Computerworld

Cisco VOIP, presence servers vulnerable to new attacks

Vulnerabilities acknowledged in Cisco's corporate VoIP and presence servers

Cisco this week said its corporate VoIP and presence servers could be attacked remotely and flooded with specific types of traffic intended to crash these systems.

The Cisco Unified CallManager (CUCM) and Cisco Unified Presence Server (CUPS) are vulnerable to remote attacks by specially crafted TCP, Internet Control Messaging Protocol (ICMP) or User Datagram Protocol (UDP) packets.
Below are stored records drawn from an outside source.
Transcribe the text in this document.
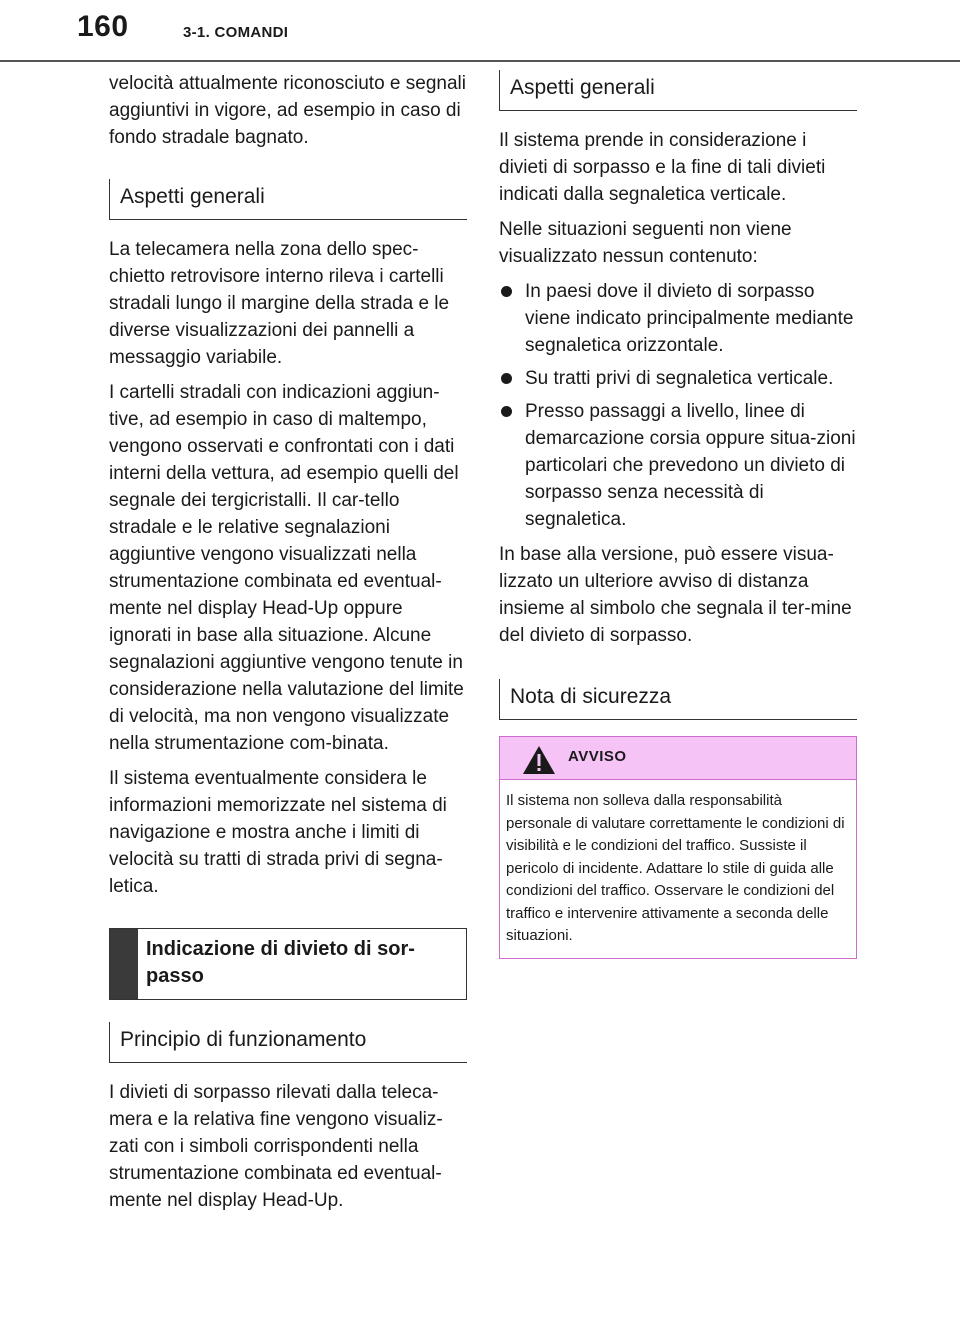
160	3-1. COMANDI

velocità attualmente riconosciuto e segnali aggiuntivi in vigore, ad esempio in caso di fondo stradale bagnato.

Aspetti generali

La telecamera nella zona dello spec-chietto retrovisore interno rileva i cartelli stradali lungo il margine della strada e le diverse visualizzazioni dei pannelli a messaggio variabile.

I cartelli stradali con indicazioni aggiun-tive, ad esempio in caso di maltempo, vengono osservati e confrontati con i dati interni della vettura, ad esempio quelli del segnale dei tergicristalli. Il car-tello stradale e le relative segnalazioni aggiuntive vengono visualizzati nella strumentazione combinata ed eventual-mente nel display Head-Up oppure ignorati in base alla situazione. Alcune segnalazioni aggiuntive vengono tenute in considerazione nella valutazione del limite di velocità, ma non vengono visualizzate nella strumentazione com-binata.

Il sistema eventualmente considera le informazioni memorizzate nel sistema di navigazione e mostra anche i limiti di velocità su tratti di strada privi di segna-letica.

Indicazione di divieto di sor-passo
Principio di funzionamento

I divieti di sorpasso rilevati dalla teleca-mera e la relativa fine vengono visualiz-zati con i simboli corrispondenti nella strumentazione combinata ed eventual-mente nel display Head-Up.

Aspetti generali

Il sistema prende in considerazione i divieti di sorpasso e la fine di tali divieti indicati dalla segnaletica verticale.

Nelle situazioni seguenti non viene visualizzato nessun contenuto:

In paesi dove il divieto di sorpasso viene indicato principalmente mediante segnaletica orizzontale.
Su tratti privi di segnaletica verticale.
Presso passaggi a livello, linee di demarcazione corsia oppure situa-zioni particolari che prevedono un divieto di sorpasso senza necessità di segnaletica.

In base alla versione, può essere visua-lizzato un ulteriore avviso di distanza insieme al simbolo che segnala il ter-mine del divieto di sorpasso.

Nota di sicurezza
AVVISO
Il sistema non solleva dalla responsabilità personale di valutare correttamente le condizioni di visibilità e le condizioni del traffico. Sussiste il pericolo di incidente. Adattare lo stile di guida alle condizioni del traffico. Osservare le condizioni del traffico e intervenire attivamente a seconda delle situazioni.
Cisco has released software patches for these problems.

CallManager servers, which process VOIP calls on a network, can be crashed by sending attack traffic to TCP ports 2000 or 2443 to the server; these ports are used by Cisco's proprietary call control protocols -- Skinny Call Control Protocol (SCCP, or "Skinny") and Secure SCCP. This vulnerability exists in CallManager versions 3.x, 4.x and 5.0 (CUCM 6.0, the latest version (announced this month), is not affected, nor is the Presence Server).

Cisco says CallManager and the Presence Server are affected by attacks involving floods of ICMP Echo Requests (pings), or specially crafted UDP packets. The ping-flood vulnerability, which affects only CallManager 5.0 and Presence Server 1.x, could be used to crash call-processing or presence services on the respective servers.

The UDP vulnerability affects the IPSec Manager Service on CallManager and Presence Server, which uses UDP Port 8500. With this less severe vulnerability, an attack could not stop calls from being placed or received on a Cisco VOIP network, but could cause the loss of some features, such as the ability to forward calls or deploy configuration changes to clusters of CallManager and Presence Servers.

Users of these products can download fixed software here .

In the meantime, Cisco says users can mitigate some of these vulnerabilities through a few filtering techniques:

* Permit TCP Port 2000 (SCCP) and TCP Port 2443 (Secure SCCP) to CallManager systems only from VOIP endpoints.

* ICMP Echo Requests (Type 8) should be blocked for CallManager and Presence Server systems (although this could affect network management applications and troubleshooting).

* UDP Port 8500 for IPSec Manager should be permitted only between CallManager/Presence Server systems configured in a cluster deployment.